Closer Look at Same-Sex Marriage States
Massachusetts’ fellow New England states have since followed its lead in the legalization of same-sex marriage—Connecticut in 2008 via court decision; Vermont in 2009; New Hampshire in 2010 and Rhode Island in 2013 by act of their state legislatures; and Maine in 2012 by popular vote. Iowa was also one of the early states to permit gay marriage through a court ruling in 2009.
Washington, D.C. legalized gay marriage in 2010, while New York’s state legislature passed a law permitting same sex marriage in 2011. Washington’s electorate voted in favor of a gay marriage measure in 2012.
The provisions in the remaining states that allow same-sex couples to marry became active in either 2013 or 2014:
- Alaska (Oct. 17, 2014/court decision)
- Arizona (Oct. 17, 2014/court decision)
- California (June 28, 2013/court decision)
- Colorado (Oct. 7, 2014/court decision)
- Delaware (July 1, 2013/state legislature)
- Hawaii (Dec. 2, 2013/state legislature)
- Idaho (Oct. 13, 2014/court decision)
- Illinois (June 1, 2014/state legislature)
- Indiana (Oct. 6, 2014/court decision)
- Maryland (Jan. 1, 2013/popular vote)
- Minnesota (Aug. 1, 2013/state legislature)
- Nevada (Oct. 9, 2014/court decision)
- New Jersey (Oct. 21, 2013/court decision)
- New Mexico (Dec. 19, 2013/court decision)
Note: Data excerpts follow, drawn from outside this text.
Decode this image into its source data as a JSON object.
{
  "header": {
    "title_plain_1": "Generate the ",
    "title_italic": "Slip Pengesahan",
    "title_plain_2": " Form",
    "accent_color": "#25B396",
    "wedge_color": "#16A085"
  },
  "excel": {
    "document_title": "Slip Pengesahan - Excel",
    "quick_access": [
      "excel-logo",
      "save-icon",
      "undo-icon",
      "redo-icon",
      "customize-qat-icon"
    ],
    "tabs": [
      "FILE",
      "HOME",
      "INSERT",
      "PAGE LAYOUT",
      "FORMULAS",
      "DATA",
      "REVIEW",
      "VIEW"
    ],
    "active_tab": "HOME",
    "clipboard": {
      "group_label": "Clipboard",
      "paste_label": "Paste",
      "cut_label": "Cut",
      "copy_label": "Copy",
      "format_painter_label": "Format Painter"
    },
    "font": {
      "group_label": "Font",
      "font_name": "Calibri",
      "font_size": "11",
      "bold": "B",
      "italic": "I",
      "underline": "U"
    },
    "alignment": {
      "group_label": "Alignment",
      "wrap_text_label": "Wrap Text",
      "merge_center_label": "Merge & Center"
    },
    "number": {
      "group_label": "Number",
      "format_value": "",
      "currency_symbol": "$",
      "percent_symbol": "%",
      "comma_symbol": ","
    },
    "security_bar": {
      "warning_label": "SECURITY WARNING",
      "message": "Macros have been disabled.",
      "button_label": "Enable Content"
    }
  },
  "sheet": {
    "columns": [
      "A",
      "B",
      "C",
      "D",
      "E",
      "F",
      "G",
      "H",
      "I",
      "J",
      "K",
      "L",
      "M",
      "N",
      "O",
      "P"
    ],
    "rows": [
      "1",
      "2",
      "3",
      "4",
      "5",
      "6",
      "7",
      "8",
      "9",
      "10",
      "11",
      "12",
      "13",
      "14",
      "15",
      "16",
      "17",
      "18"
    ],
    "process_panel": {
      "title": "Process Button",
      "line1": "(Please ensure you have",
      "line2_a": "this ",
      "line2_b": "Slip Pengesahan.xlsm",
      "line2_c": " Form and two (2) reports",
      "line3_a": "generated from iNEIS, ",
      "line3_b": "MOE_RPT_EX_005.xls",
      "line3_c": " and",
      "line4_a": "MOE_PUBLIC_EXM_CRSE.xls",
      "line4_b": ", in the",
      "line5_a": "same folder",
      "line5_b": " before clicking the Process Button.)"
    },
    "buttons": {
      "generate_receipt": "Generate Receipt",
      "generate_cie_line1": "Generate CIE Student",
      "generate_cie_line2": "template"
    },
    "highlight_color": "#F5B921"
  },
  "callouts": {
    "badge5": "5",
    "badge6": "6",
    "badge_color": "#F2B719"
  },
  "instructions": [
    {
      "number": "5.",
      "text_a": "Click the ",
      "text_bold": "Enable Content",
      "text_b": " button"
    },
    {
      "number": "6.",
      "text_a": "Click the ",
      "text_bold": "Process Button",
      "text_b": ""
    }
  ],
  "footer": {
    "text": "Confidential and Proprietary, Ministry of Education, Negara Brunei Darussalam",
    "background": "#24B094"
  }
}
- North Carolina (Oct. 10, 2014/court decision)
- Oklahoma (Oct.6, 2014/court decision)
- Oregon (May 19, 2014/court decision)
- Pennsylvania (May 20, 2014/court decision)
- Utah (Oct. 6, 2014/court decision)
- Virginia (Oct. 6, 2014/court decision)
- West Virginia (Oct. 9, 2014/court decision)
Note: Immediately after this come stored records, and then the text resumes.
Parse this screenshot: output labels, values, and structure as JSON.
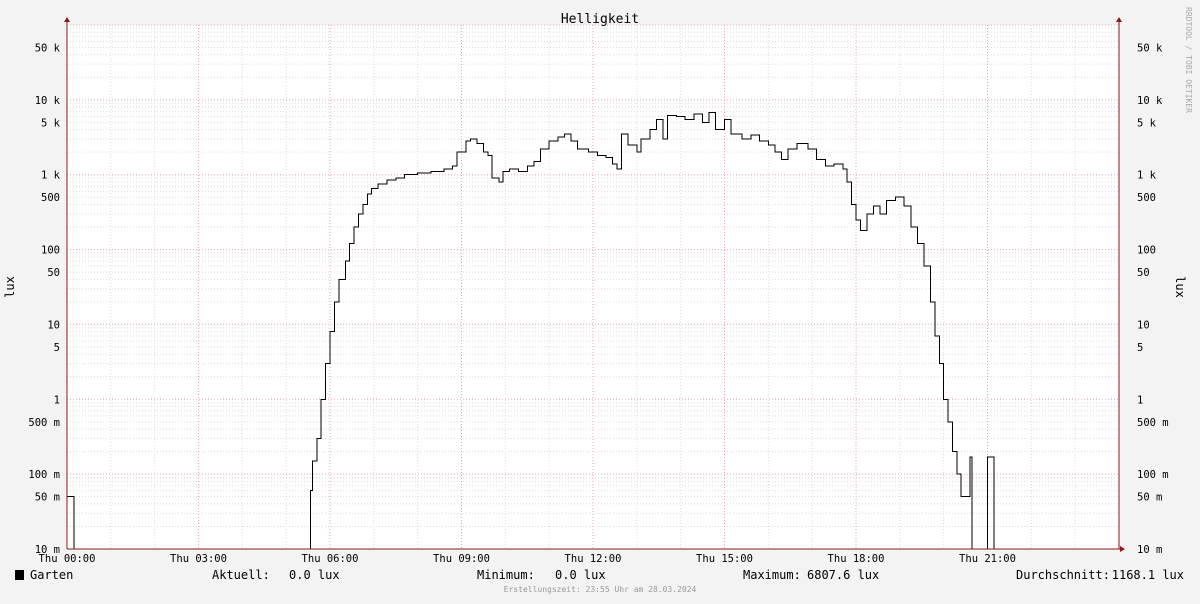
{
  "chart_data": {
    "type": "line",
    "title": "Helligkeit",
    "ylabel": "lux",
    "y_scale": "log",
    "ylim": [
      0.01,
      100000
    ],
    "xlim": [
      0,
      24
    ],
    "x_tick_labels": [
      "Thu 00:00",
      "Thu 03:00",
      "Thu 06:00",
      "Thu 09:00",
      "Thu 12:00",
      "Thu 15:00",
      "Thu 18:00",
      "Thu 21:00"
    ],
    "y_ticks": [
      {
        "value": 0.01,
        "label": "10 m"
      },
      {
        "value": 0.05,
        "label": "50 m"
      },
      {
        "value": 0.1,
        "label": "100 m"
      },
      {
        "value": 0.5,
        "label": "500 m"
      },
      {
        "value": 1,
        "label": "1"
      },
      {
        "value": 5,
        "label": "5"
      },
      {
        "value": 10,
        "label": "10"
      },
      {
        "value": 50,
        "label": "50"
      },
      {
        "value": 100,
        "label": "100"
      },
      {
        "value": 500,
        "label": "500"
      },
      {
        "value": 1000,
        "label": "1 k"
      },
      {
        "value": 5000,
        "label": "5 k"
      },
      {
        "value": 10000,
        "label": "10 k"
      },
      {
        "value": 50000,
        "label": "50 k"
      }
    ],
    "grid": true,
    "series": [
      {
        "name": "Garten",
        "color": "#000000",
        "x_unit": "hour of day",
        "points": [
          [
            0.0,
            0.05
          ],
          [
            0.15,
            0.05
          ],
          [
            0.16,
            0.01
          ],
          [
            5.5,
            0.01
          ],
          [
            5.55,
            0.06
          ],
          [
            5.6,
            0.15
          ],
          [
            5.7,
            0.3
          ],
          [
            5.8,
            1.0
          ],
          [
            5.9,
            3.0
          ],
          [
            6.0,
            8.0
          ],
          [
            6.1,
            20
          ],
          [
            6.2,
            40
          ],
          [
            6.35,
            70
          ],
          [
            6.45,
            120
          ],
          [
            6.55,
            200
          ],
          [
            6.65,
            300
          ],
          [
            6.75,
            400
          ],
          [
            6.85,
            550
          ],
          [
            6.95,
            650
          ],
          [
            7.1,
            750
          ],
          [
            7.3,
            850
          ],
          [
            7.5,
            900
          ],
          [
            7.7,
            1000
          ],
          [
            8.0,
            1050
          ],
          [
            8.3,
            1100
          ],
          [
            8.6,
            1200
          ],
          [
            8.8,
            1300
          ],
          [
            8.9,
            2000
          ],
          [
            9.1,
            2800
          ],
          [
            9.2,
            3000
          ],
          [
            9.35,
            2600
          ],
          [
            9.5,
            2000
          ],
          [
            9.6,
            1800
          ],
          [
            9.7,
            900
          ],
          [
            9.85,
            800
          ],
          [
            9.95,
            1100
          ],
          [
            10.1,
            1200
          ],
          [
            10.3,
            1100
          ],
          [
            10.5,
            1300
          ],
          [
            10.65,
            1500
          ],
          [
            10.8,
            2200
          ],
          [
            11.0,
            2800
          ],
          [
            11.2,
            3200
          ],
          [
            11.35,
            3500
          ],
          [
            11.5,
            2800
          ],
          [
            11.65,
            2200
          ],
          [
            11.9,
            2000
          ],
          [
            12.1,
            1800
          ],
          [
            12.3,
            1700
          ],
          [
            12.45,
            1400
          ],
          [
            12.55,
            1200
          ],
          [
            12.65,
            3500
          ],
          [
            12.8,
            2500
          ],
          [
            13.0,
            2000
          ],
          [
            13.1,
            3000
          ],
          [
            13.3,
            4000
          ],
          [
            13.45,
            5500
          ],
          [
            13.6,
            3000
          ],
          [
            13.7,
            6200
          ],
          [
            13.9,
            6000
          ],
          [
            14.1,
            5500
          ],
          [
            14.3,
            6500
          ],
          [
            14.5,
            5000
          ],
          [
            14.65,
            6800
          ],
          [
            14.8,
            4000
          ],
          [
            15.0,
            5500
          ],
          [
            15.15,
            3500
          ],
          [
            15.4,
            3000
          ],
          [
            15.6,
            3400
          ],
          [
            15.8,
            2800
          ],
          [
            16.0,
            2500
          ],
          [
            16.15,
            2000
          ],
          [
            16.3,
            1600
          ],
          [
            16.45,
            2200
          ],
          [
            16.65,
            2600
          ],
          [
            16.9,
            2200
          ],
          [
            17.1,
            1600
          ],
          [
            17.3,
            1300
          ],
          [
            17.5,
            1400
          ],
          [
            17.7,
            1200
          ],
          [
            17.8,
            800
          ],
          [
            17.9,
            400
          ],
          [
            18.0,
            250
          ],
          [
            18.1,
            180
          ],
          [
            18.25,
            300
          ],
          [
            18.4,
            380
          ],
          [
            18.55,
            300
          ],
          [
            18.7,
            450
          ],
          [
            18.9,
            500
          ],
          [
            19.1,
            380
          ],
          [
            19.25,
            200
          ],
          [
            19.4,
            120
          ],
          [
            19.55,
            60
          ],
          [
            19.7,
            20
          ],
          [
            19.8,
            7
          ],
          [
            19.9,
            3
          ],
          [
            20.0,
            1
          ],
          [
            20.1,
            0.5
          ],
          [
            20.2,
            0.2
          ],
          [
            20.3,
            0.1
          ],
          [
            20.4,
            0.05
          ],
          [
            20.55,
            0.05
          ],
          [
            20.6,
            0.17
          ],
          [
            20.65,
            0.01
          ],
          [
            20.95,
            0.01
          ],
          [
            21.0,
            0.17
          ],
          [
            21.1,
            0.17
          ],
          [
            21.15,
            0.01
          ],
          [
            24.0,
            0.01
          ]
        ]
      }
    ],
    "legend": {
      "series": "Garten",
      "stats": [
        {
          "label": "Aktuell:",
          "value": "0.0 lux"
        },
        {
          "label": "Minimum:",
          "value": "0.0 lux"
        },
        {
          "label": "Maximum:",
          "value": "6807.6 lux"
        },
        {
          "label": "Durchschnitt:",
          "value": "1168.1 lux"
        }
      ]
    },
    "side_text": "RRDTOOL / TOBI OETIKER",
    "footer": "Erstellungszeit: 23:55 Uhr am 28.03.2024"
  },
  "colors": {
    "background": "#f3f3f3",
    "canvas": "#ffffff",
    "major_grid": "#e8a9b4",
    "minor_grid": "#dddddd",
    "axis": "#8b1a1a",
    "line": "#000000"
  }
}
- Wisconsin (Oct. 6, 2014/court decision)
- Wyoming (Oct. 21, 2014/court decision)
It is worth noting that the most populous state in the country, California, has permitted same-sex marriages since July 1, 2013—this after a brief five-month period during 2008 when gay marriage ceremonies were also allowed.
California’s history with the same-sex marriage debate involves the now infamous Prop. 8, a voter-approved state constitutional ban on gay marriage that had passed in 2008 but was overturned by a district court judge in 2010. The Ninth Circuit Court of Appeals affirmed the lower court’s decision and then, in 2013, on the same day that the U.S. Supreme Court ruled on DOMA, the highest court in the land found that the Prop. 8 supporters lacked legal standing to appeal the lower court’s decision regarding the gay marriage ban.
The Future of Same Sex Marriage
FreedomtoMarry.org notes that Kansas, Montana and South Carolina all have federal appellate rulings in favor of same-sex marriage, “meaning the path is cleared for the freedom to marry there.” Moreover, another eight states have lower court rulings in favor of gay marriage that are currently on appeal. In five other states (Texas, Michigan, Kentucky, Florida and Arkansas), same-sex marriage bans have been struck down by courts.
With the overwhelming trend toward the legalization of same-sex marriages across the country, it’s likely that such unions will eventually be explicitly permitted in all fifty states. This is especially probable in the face of some same-sex marriage facts such as the statistic that “a record-high 59 percent” of Americans in a 2014 Washington Post-ABC News poll said they supported same-sex marriage.
It would seem the only question left to debate at this point is how long it will take the remaining states to catch up to the rest of the country on this issue.